ファイナンシャル・プランニング技能検定 1級 学科試験<基礎編>(2024年5月26日実施)《問26》
《問26》 居住者に係る所得税の不動産所得に関する次の記述のうち、最も不適切なものはど
れか。なお、記載のない事項については考慮しないものとする。
1) 広告等の看板を設置するため、所有する賃貸アパートの屋上や塀等を使用させることにより受け取る使用料は、不動産所得に該当する。
2) 所有する賃貸アパートを取り壊したことにより生じた損失の金額は、当該貸付が事業的規模に満たない規模で行われていた場合、不動産所得の金額の計算上、その損失の金額を控除する前の不動産所得の金額を限度として必要経費に算入することができる。
3) 居住の用に供していた建物を取り壊して賃貸アパートを建築し、貸付の用に供した場合、自宅の取壊しに要した費用は、不動産所得の金額の計算上、必要経費とはならないが、賃貸アパートの取得価額に算入することができる。

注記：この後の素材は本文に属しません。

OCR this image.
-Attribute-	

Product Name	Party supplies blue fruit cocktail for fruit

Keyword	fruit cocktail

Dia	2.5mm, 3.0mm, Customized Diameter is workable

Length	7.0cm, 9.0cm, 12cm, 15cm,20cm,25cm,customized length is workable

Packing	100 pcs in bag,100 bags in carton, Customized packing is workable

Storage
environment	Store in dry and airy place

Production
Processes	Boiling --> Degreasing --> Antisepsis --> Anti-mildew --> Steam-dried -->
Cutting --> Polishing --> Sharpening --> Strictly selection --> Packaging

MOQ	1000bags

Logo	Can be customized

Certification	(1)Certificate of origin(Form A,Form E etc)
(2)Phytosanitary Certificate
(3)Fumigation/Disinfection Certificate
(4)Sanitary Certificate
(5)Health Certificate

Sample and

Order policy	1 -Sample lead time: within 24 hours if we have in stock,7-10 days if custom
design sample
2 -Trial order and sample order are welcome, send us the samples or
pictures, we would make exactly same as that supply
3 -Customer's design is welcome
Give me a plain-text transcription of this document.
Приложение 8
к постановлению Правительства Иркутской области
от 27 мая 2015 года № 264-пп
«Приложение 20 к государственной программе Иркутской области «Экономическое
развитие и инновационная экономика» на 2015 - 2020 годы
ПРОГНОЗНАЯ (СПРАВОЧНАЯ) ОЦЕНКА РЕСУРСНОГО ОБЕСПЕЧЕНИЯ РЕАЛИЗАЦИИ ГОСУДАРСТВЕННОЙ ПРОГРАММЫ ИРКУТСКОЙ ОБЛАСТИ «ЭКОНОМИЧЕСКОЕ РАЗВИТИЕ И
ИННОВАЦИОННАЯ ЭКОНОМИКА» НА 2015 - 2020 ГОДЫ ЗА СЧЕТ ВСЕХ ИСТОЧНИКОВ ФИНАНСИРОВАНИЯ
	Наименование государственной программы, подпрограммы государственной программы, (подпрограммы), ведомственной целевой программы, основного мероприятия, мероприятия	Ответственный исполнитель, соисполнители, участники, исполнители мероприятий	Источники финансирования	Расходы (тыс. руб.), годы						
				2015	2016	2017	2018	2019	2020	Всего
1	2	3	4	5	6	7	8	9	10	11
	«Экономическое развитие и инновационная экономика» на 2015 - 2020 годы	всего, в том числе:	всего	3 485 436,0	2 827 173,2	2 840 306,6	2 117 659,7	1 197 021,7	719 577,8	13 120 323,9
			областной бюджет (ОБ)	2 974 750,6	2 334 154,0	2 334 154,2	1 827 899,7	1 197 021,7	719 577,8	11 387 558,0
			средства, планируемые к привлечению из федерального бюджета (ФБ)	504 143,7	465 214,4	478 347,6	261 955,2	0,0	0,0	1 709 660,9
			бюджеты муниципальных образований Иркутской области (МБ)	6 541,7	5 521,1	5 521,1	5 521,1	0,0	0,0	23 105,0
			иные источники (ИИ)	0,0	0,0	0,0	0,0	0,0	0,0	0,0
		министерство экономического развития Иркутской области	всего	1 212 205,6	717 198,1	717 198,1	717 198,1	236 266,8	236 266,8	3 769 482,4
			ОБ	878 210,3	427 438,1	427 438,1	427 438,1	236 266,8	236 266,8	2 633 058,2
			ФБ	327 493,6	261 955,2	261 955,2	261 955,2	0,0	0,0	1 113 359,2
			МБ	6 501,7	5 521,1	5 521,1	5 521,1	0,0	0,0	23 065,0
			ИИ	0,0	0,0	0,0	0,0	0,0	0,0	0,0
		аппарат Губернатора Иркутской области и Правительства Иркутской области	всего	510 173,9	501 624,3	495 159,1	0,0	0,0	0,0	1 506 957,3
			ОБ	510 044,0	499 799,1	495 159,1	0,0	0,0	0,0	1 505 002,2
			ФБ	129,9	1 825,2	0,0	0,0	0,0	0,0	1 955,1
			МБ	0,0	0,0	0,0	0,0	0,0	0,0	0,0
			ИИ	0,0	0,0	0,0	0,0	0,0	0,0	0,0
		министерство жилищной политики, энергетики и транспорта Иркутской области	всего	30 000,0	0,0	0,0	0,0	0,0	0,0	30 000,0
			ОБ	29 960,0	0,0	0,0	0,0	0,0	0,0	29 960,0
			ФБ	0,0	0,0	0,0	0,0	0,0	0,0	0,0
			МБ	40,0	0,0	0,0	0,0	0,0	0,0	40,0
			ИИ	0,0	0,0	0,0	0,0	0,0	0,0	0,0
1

4) 所有する土地に他者の建物の所有を目的とする借地権を設定し、その対価として当該土地の時価の2分の1以下の権利金を受け取ったことによる収入は、不動産所得の金額の計算上、総収入金額に算入する。
一般社団法人 金融財政事情研究会 ファイナンシャル・プランニング技能検定 1級 学科試験<基礎編>(2024年5月26日実施)
正解:3
それでは、各肢を検討していこう。
なお、問題は、2023年10月1日現在施行されている法令等により出題されているが、正解及び解説は執筆時点で現在施行されている法令等に基づいて執筆する。
1 正しい。
広告等の看板を設置するため、所有する賃貸アパートの屋上や塀等を使用させることにより受け取る使用料は、不動産所得に該当する。
2 正しい。
資産損失(建物の取壊しによる損失)は、事業的規模とそれ以外では必要経費に算入できる金額が異なる。
事業的規模
必要経費に算入できる。損失の場合は損益通算の対象となる。
それ以外
不動産所得の金額を限度として必要経費に算入できる。
3 誤り。
賃貸アパートなどの新築を目的として自己の居住用家屋を取り壊した場合には、その取り壊しはいわゆる生活用資産の処分に当たる。そのため、たとえ今後の不動産所得を得るためのものであっても、その取り壊しにより生じた損失は家事上の経費及びこれに関連する経費として取り扱われることになる。
したがって、建物の取壊費用や取り壊しで生じた資産損失は、不動産所得の金額の計算上必要経費とすることができない。新築した賃貸用固定資産の取得価額に含めることもできない。
4 正しい。
所有する土地に他者の建物の所有を目的とする借地権を設定し、その対価として当該土地の時価の2分の1以下の権利金を受け取ったことによる収入は、不動産所得の金額の計算上、総収入金額に算入する。
なお、2分の1を超える場合には、譲渡所得となる。